This won the Write Invite live Flash Fiction Competition on the 16th June 2012
Secret Corridors
I never quite realized just how much stress I had been
under. I just sort of got on with it. I didn't kick up a fuss, wail out my
woes, paint out my pain on the washing line. I didn't let my troubles go viral
- for what would have been the point. It was my fault anyway I'd decided, and
with that thought I had kept my head lowered when I collected the morning paper
and gave Toby a discreet show and tell when I left him at the school gates.
The skies were eternally black, and Ted's reign in my life
was for life. I poofed the cushions on his throne, polished the jewels on his
crown and I knelt by his knee wearing his authority on me like a heavy robe. He
was my master and I wasn't to forget it.
But in secret corridors I dreamed. I dreamed of strolling on
the shore, tiptoeing through the froth on the sand. I dreamed of another's
touch. An altogether gentler touch, one that was welcomed and longed for, and
one that left no purple bruises and bloody lips. One that whispered out love on
my skin and warmed the stone that had replaced my heart.
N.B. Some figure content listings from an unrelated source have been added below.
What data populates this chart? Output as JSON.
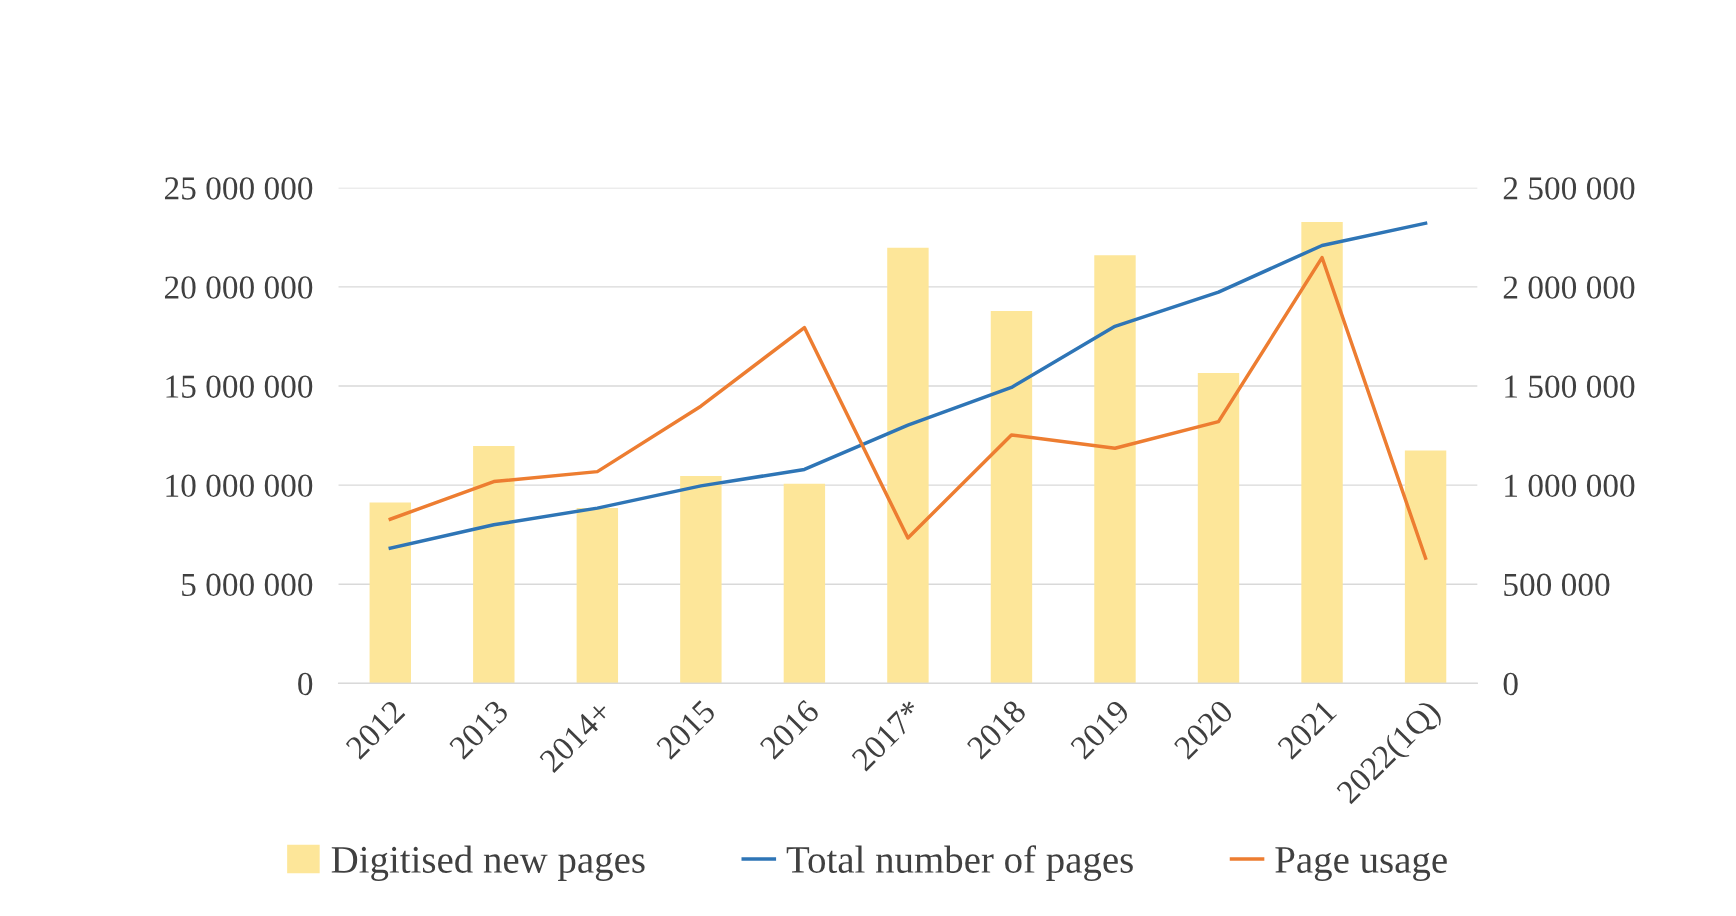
{
  "chart_data": {
    "type": "bar",
    "categories": [
      "2012",
      "2013",
      "2014+",
      "2015",
      "2016",
      "2017*",
      "2018",
      "2019",
      "2020",
      "2021",
      "2022(1Q)"
    ],
    "series": [
      {
        "name": "Digitised new pages",
        "axis": "y2",
        "color": "#fde699",
        "values": [
          912000,
          1197000,
          884000,
          1046000,
          1007000,
          2198000,
          1879000,
          2159000,
          1566000,
          2327000,
          1174000
        ]
      },
      {
        "name": "Total number of pages",
        "type": "line",
        "axis": "y",
        "color": "#2e75b6",
        "values": [
          6820000,
          8000000,
          8840000,
          9960000,
          10790000,
          13030000,
          14930000,
          18010000,
          19740000,
          22090000,
          23210000
        ]
      },
      {
        "name": "Page usage",
        "type": "line",
        "axis": "y2",
        "color": "#ed7d31",
        "values": [
          828000,
          1018000,
          1068000,
          1398000,
          1795000,
          733000,
          1253000,
          1186000,
          1320000,
          2148000,
          632000
        ]
      }
    ],
    "ylim": [
      0,
      25000000
    ],
    "yticks": [
      {
        "value": 0,
        "label": "0"
      },
      {
        "value": 5000000,
        "label": "5 000 000"
      },
      {
        "value": 10000000,
        "label": "10 000 000"
      },
      {
        "value": 15000000,
        "label": "15 000 000"
      },
      {
        "value": 20000000,
        "label": "20 000 000"
      },
      {
        "value": 25000000,
        "label": "25 000 000"
      }
    ],
    "y2lim": [
      0,
      2500000
    ],
    "y2ticks": [
      {
        "value": 0,
        "label": "0"
      },
      {
        "value": 500000,
        "label": "500 000"
      },
      {
        "value": 1000000,
        "label": "1 000 000"
      },
      {
        "value": 1500000,
        "label": "1 500 000"
      },
      {
        "value": 2000000,
        "label": "2 000 000"
      },
      {
        "value": 2500000,
        "label": "2 500 000"
      }
    ],
    "grid": "y",
    "legend": "bottom",
    "marker": "none",
    "line_style": "solid"
  }
}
In the secret corridors the clouds rolled away, blue
replaced black, joy replaced fear and someone else replaced Ted. In the secret
corridors all was fresh, like cotton sheets on the washing line, all was
peaceful like sitting in the church and praying - in the secret corridors I
didn't need someone to rescue me.
But that was all they had been - corridors - a place to escape
to. And was it worth it, for when I emerged with hope burning in my little
stone heart the clouds had rolled back again, the cotton sheets were soaked
with tears and all I was left with was prayer.